Compared to TBC? Mount Hyjal made no sense to the story aside from getting a vial from KZ (why not zone out after that and go fight Illidan in BT?). Karazhan had a very small breadcrumb chain from Shatt which had no relevance at all to the main storyline of Illidan. Sunwell Plateau was a tack-on in a daily hub, after the boss of TBC had already been killed. ZA was utterly unrelated to the main storyline of TBC, so far as I can remember. SSC and TK had vague relations to their 5 mans, but I would say SSC bosses were far less referenced in Zangamarsh than Ulduar bosses were referenced in Storm Peaks. Same for TK bosses and lore in Netherstorm.
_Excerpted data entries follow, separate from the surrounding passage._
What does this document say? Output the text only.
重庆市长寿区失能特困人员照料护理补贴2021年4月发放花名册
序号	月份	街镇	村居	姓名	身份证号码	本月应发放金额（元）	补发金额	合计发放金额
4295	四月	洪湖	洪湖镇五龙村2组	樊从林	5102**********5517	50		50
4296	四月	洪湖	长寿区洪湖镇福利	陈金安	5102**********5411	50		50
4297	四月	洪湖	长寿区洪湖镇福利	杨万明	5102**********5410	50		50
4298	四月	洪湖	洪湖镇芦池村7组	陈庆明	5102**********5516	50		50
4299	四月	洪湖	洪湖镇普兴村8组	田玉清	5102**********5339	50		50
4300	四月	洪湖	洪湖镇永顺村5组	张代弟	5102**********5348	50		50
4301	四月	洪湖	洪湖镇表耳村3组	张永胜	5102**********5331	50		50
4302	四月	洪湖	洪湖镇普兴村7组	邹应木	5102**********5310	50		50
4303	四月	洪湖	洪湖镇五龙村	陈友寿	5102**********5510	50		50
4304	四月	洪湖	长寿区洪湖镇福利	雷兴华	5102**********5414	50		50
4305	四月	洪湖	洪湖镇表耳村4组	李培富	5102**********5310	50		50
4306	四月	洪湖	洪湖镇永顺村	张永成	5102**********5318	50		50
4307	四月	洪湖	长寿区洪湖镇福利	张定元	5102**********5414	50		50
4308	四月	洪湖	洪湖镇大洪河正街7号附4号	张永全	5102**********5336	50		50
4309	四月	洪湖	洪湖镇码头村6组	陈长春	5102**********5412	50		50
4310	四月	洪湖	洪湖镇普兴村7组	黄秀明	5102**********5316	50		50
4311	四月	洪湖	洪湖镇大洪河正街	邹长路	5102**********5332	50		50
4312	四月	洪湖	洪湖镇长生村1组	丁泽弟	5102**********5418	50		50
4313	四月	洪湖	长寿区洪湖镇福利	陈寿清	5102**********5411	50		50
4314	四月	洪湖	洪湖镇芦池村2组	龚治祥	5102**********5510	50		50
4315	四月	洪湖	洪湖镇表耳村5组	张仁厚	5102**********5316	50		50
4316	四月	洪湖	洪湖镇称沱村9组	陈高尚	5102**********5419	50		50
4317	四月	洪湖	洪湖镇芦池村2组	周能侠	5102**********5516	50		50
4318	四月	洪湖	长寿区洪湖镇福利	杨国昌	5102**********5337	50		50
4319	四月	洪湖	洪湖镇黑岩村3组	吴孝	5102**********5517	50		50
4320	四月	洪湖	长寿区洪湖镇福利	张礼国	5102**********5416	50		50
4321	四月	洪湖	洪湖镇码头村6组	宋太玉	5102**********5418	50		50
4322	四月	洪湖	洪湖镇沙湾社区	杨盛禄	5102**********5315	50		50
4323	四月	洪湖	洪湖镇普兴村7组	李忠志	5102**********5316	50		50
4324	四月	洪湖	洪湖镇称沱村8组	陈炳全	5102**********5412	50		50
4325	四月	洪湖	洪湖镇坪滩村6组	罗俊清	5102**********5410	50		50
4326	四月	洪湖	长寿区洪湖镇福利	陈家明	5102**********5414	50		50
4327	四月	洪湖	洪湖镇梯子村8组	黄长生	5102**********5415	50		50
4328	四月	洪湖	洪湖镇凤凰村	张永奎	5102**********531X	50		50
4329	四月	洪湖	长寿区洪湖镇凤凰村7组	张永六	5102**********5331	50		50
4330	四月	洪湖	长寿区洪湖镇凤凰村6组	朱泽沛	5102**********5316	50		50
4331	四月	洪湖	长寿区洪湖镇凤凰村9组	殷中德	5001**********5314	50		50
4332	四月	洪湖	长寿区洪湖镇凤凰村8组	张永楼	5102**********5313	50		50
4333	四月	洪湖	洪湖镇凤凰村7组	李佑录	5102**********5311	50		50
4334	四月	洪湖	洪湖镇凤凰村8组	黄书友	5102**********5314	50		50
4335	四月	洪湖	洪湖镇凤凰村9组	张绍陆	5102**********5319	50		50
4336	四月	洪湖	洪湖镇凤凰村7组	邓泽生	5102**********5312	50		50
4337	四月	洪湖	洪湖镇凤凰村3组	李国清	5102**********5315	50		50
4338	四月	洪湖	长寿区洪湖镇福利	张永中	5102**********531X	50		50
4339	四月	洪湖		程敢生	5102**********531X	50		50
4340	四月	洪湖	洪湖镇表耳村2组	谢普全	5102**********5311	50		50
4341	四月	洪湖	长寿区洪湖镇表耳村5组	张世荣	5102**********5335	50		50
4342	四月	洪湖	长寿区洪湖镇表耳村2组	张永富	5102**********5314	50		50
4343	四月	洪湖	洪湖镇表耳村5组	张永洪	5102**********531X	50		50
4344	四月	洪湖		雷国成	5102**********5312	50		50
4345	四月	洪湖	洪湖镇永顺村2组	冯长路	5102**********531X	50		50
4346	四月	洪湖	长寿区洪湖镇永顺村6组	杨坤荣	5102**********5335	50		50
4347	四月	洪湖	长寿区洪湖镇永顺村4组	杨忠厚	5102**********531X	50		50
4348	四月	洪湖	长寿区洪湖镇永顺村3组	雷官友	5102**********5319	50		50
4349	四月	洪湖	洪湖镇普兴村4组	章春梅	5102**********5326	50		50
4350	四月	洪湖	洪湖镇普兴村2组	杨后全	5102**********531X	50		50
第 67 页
For me, TBC (BT aside) was the low point of raids being connected to the flow and lore of the game. It was a big let-down after the War Effort leading to AQ40, MC and BWL leading on from UBRS and LBRS, and Naxx being above Stratholme. I was happy when WotLK had raids that seemed more related to the zones they were in. Compare that to TBC or Cata (DS lol, teleporting around the place with no context at all, Firelands being slapped into a portal hidden in Mt Hyjal, BoT, the worst geographic representation of an instance ever, where the hell was the dungeon on the other side of that damn portal on top of the tower?).
Apologies for the defence of WotLK. I know it predominantly has detractors, and on many issues I would not care to defend it (even though I enjoyed it myself), but I must insist that I knew *exactly* why I was in Northrend, in a way that wasn’t true in Outland, or Cataclysm.
To each their own though, I don’t play either SWTOR or WOW any more 🙂 heh.